47% of Americans have “a great deal” or “quite a bit” of confidence that the votes will be counted accurately in the 2022 midterm elections. Democrats are the most confident, as 74% of them express high levels of confidence. On the Republican side, electoral optimism is extremely split, with 25% having great confidence, 30% having moderate confidence, and 45% having little to no confidence.
Two years of Trump and his friends spreading false information about the 2020 presidential election and spreading conspiracy theories about voting technology have contributed to this loss of confidence.

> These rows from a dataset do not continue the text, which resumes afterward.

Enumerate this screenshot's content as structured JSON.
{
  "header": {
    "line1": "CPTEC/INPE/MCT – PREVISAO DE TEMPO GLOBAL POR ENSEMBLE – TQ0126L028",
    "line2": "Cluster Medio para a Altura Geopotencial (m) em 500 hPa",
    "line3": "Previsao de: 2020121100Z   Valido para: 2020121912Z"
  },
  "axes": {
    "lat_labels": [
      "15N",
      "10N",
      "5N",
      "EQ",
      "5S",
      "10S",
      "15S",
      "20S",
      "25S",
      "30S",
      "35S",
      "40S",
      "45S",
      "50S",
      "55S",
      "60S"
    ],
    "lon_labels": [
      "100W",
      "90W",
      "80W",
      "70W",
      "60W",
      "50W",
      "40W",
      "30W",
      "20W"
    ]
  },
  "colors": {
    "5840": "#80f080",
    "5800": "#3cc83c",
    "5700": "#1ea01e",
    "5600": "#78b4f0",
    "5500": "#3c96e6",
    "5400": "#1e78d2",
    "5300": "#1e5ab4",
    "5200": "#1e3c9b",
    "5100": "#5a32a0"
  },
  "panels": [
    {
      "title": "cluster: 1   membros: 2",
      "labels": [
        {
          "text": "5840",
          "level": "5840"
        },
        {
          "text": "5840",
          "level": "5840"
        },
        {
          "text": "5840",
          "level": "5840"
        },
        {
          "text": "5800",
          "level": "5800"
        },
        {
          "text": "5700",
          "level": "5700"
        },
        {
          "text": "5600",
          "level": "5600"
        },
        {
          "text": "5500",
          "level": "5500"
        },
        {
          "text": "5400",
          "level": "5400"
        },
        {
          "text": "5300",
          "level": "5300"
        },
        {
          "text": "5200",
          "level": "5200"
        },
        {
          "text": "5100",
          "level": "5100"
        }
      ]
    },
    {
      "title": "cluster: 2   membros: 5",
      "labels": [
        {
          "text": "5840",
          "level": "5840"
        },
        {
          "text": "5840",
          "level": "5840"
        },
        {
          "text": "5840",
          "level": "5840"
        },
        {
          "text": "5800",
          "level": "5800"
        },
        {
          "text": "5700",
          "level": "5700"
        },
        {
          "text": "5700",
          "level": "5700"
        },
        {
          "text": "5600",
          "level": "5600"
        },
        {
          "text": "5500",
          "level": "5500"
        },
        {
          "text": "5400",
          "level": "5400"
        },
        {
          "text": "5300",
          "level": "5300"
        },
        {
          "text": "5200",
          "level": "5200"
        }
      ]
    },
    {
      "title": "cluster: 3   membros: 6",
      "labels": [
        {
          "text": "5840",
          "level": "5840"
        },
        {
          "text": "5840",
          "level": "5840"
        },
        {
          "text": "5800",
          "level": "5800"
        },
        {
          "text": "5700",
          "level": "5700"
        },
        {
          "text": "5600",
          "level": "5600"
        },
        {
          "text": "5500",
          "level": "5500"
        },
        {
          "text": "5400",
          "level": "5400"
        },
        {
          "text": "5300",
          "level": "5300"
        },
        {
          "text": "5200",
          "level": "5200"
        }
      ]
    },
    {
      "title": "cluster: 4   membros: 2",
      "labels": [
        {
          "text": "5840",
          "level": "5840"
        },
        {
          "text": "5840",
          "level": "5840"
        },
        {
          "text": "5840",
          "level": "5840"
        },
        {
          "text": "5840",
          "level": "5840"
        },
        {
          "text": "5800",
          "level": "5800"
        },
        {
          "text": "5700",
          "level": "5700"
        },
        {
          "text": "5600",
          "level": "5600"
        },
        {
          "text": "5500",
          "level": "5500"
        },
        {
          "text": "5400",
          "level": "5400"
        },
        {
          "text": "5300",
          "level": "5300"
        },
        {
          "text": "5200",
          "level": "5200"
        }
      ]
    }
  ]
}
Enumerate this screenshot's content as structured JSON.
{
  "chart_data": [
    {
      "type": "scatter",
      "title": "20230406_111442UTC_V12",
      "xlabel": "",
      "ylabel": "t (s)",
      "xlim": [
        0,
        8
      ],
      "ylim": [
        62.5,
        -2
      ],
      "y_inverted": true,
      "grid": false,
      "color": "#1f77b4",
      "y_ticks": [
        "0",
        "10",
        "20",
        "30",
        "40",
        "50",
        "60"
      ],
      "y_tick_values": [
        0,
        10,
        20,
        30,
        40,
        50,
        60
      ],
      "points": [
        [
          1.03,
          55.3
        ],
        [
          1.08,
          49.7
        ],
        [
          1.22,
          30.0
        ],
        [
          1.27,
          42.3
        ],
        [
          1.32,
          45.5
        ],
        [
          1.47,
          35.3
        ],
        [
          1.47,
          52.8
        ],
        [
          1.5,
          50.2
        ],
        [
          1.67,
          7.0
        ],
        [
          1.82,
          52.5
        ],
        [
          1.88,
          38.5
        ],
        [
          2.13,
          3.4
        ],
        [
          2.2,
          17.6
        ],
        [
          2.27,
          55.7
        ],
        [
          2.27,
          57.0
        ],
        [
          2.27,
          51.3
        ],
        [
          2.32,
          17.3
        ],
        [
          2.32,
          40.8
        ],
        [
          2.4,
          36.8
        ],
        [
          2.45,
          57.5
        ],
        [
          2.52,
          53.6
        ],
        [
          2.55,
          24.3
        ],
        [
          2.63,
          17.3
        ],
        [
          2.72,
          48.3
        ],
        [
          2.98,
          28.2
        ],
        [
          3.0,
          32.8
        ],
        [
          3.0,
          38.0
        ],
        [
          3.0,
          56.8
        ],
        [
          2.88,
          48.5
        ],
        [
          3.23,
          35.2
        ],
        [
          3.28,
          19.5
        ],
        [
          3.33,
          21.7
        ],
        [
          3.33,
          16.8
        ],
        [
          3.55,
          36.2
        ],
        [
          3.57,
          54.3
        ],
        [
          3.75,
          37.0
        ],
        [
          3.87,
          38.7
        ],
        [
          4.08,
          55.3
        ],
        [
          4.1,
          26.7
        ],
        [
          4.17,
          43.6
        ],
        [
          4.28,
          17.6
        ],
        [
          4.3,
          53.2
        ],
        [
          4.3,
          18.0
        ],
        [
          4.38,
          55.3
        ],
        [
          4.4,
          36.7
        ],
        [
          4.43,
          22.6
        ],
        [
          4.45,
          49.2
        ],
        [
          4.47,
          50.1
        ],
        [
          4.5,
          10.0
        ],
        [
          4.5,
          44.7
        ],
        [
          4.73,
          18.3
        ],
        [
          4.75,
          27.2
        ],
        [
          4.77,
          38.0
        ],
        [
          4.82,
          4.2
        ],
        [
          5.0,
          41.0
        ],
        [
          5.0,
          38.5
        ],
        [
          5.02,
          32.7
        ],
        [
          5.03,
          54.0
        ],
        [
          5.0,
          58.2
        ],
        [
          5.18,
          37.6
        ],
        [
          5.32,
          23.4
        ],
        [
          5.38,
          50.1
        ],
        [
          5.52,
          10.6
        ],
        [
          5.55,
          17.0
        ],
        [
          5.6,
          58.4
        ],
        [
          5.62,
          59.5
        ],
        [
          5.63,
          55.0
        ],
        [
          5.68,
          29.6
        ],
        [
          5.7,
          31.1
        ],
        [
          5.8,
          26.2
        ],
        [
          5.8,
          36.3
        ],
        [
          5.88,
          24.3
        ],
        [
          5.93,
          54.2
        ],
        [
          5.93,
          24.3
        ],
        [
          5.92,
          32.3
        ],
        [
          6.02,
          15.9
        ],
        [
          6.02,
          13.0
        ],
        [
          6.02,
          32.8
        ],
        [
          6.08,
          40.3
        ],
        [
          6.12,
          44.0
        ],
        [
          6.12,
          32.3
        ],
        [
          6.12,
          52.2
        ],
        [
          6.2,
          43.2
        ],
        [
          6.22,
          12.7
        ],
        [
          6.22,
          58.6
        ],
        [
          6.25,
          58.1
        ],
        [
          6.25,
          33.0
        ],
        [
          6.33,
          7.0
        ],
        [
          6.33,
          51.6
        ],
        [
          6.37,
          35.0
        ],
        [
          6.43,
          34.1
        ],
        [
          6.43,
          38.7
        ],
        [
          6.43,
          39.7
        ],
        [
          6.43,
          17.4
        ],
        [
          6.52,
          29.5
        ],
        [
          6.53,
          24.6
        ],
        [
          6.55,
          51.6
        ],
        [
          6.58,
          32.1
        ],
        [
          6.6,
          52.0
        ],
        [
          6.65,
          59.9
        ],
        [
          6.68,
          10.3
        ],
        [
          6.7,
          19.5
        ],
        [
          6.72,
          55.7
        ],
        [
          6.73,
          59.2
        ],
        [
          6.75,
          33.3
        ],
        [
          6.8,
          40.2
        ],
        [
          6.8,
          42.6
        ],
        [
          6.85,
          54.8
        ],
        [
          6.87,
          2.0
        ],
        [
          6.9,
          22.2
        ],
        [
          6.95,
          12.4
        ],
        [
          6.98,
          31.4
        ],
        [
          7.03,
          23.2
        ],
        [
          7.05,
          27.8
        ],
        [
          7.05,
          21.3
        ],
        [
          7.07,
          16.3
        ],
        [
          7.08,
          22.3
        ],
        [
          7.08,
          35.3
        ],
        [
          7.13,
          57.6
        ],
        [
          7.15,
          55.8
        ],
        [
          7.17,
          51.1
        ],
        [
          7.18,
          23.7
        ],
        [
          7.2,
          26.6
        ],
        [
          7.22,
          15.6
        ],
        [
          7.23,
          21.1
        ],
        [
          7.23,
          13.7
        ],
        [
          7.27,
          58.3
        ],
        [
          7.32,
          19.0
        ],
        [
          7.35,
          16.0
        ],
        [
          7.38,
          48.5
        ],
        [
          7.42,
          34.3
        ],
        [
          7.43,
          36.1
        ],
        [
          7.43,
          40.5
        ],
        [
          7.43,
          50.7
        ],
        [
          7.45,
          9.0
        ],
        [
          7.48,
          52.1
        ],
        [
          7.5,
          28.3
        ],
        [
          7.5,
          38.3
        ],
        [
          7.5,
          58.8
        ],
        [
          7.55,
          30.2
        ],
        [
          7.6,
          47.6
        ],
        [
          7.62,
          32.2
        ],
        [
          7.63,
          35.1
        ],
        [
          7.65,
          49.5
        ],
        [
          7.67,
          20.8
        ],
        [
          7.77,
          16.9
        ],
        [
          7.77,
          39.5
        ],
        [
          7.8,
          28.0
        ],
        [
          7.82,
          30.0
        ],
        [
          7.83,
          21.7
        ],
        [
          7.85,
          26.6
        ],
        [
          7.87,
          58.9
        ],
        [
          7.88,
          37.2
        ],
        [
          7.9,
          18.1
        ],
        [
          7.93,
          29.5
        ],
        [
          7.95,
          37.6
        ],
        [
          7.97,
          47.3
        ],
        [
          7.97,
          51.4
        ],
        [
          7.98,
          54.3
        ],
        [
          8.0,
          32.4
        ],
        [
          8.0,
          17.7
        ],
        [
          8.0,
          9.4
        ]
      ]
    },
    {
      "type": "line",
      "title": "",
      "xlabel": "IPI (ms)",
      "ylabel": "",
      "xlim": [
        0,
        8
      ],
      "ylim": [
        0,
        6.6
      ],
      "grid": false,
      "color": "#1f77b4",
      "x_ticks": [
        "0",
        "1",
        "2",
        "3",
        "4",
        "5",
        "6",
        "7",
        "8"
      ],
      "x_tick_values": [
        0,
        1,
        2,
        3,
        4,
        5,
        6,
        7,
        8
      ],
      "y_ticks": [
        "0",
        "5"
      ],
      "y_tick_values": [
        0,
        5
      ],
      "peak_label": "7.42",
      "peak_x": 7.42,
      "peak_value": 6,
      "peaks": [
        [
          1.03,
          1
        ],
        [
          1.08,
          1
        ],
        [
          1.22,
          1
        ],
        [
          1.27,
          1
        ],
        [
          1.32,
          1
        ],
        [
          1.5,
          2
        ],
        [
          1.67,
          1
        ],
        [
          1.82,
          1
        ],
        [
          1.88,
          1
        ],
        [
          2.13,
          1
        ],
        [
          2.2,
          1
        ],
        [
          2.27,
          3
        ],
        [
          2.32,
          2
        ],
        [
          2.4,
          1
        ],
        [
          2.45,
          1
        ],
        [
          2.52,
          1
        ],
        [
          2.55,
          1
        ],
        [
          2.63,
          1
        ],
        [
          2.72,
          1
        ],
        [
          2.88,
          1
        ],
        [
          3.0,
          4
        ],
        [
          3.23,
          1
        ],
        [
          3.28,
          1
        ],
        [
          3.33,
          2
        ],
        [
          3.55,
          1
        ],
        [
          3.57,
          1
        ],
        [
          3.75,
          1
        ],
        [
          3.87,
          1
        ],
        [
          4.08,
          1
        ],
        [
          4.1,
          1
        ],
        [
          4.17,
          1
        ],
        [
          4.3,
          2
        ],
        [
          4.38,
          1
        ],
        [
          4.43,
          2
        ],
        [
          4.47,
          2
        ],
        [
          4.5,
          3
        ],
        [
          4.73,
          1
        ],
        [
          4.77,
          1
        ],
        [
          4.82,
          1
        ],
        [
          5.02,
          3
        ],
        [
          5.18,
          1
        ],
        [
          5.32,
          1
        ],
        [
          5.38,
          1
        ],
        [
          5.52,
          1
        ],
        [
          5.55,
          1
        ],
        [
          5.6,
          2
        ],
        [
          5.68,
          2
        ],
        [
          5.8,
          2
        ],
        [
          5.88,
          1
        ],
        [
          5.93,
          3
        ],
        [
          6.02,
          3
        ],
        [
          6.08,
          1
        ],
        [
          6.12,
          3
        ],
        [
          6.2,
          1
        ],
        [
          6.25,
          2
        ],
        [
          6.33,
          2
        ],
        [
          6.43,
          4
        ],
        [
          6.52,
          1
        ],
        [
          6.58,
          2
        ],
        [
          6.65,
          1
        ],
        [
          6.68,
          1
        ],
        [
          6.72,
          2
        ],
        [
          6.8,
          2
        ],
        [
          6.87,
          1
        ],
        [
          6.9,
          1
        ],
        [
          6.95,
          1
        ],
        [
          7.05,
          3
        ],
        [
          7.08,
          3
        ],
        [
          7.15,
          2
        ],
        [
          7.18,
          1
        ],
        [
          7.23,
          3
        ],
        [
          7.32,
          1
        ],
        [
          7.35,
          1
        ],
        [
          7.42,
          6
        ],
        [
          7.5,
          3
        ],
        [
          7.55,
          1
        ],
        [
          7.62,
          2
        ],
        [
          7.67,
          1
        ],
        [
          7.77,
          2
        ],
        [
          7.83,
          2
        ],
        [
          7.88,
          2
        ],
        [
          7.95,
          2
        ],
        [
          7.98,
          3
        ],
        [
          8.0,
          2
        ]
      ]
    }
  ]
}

Mysterious changes to voting totals attributed to mailed ballots have been a constant source of misinformation. To clarify, election night returns are unofficial and frequently incomplete. It is typical for counting to continue for many days following Election Day as mail-in ballots received by the deadline are processed and added to the tally.
In 2020, the COVID-19 outbreak prompted an increase in mail-in ballots, as voters avoided crowded polling places. As local election officials went through the steps of verifying the ballots and ensuring that they were cast by registered voters, a huge number of these ballots delayed the results.
Julie Duggan, a 31-year-old Chicago police officer, is among the Republicans who question the legitimacy of Biden’s victory. She stated that observing his gaffes and blunders made it tough to imagine he earned sufficient support to win.
She cites inflation, illegal immigration, crime rates, and a lack of respect for law enforcement as reasons for her anxiety about the country’s future.
“If we don’t get the right people in, there will be no turning back,” she said, adding that she thinks the elections will be conducted fairly but has her concerns. My confidence has been severely affected.
The survey of 1,121 adults was performed from October 6-10 using a probability-based sample from NORC’s AmeriSpeak Panel, which is intended to be representative of the U.S. population. The sample error margin for all respondents is +/- 3.8 percentage points.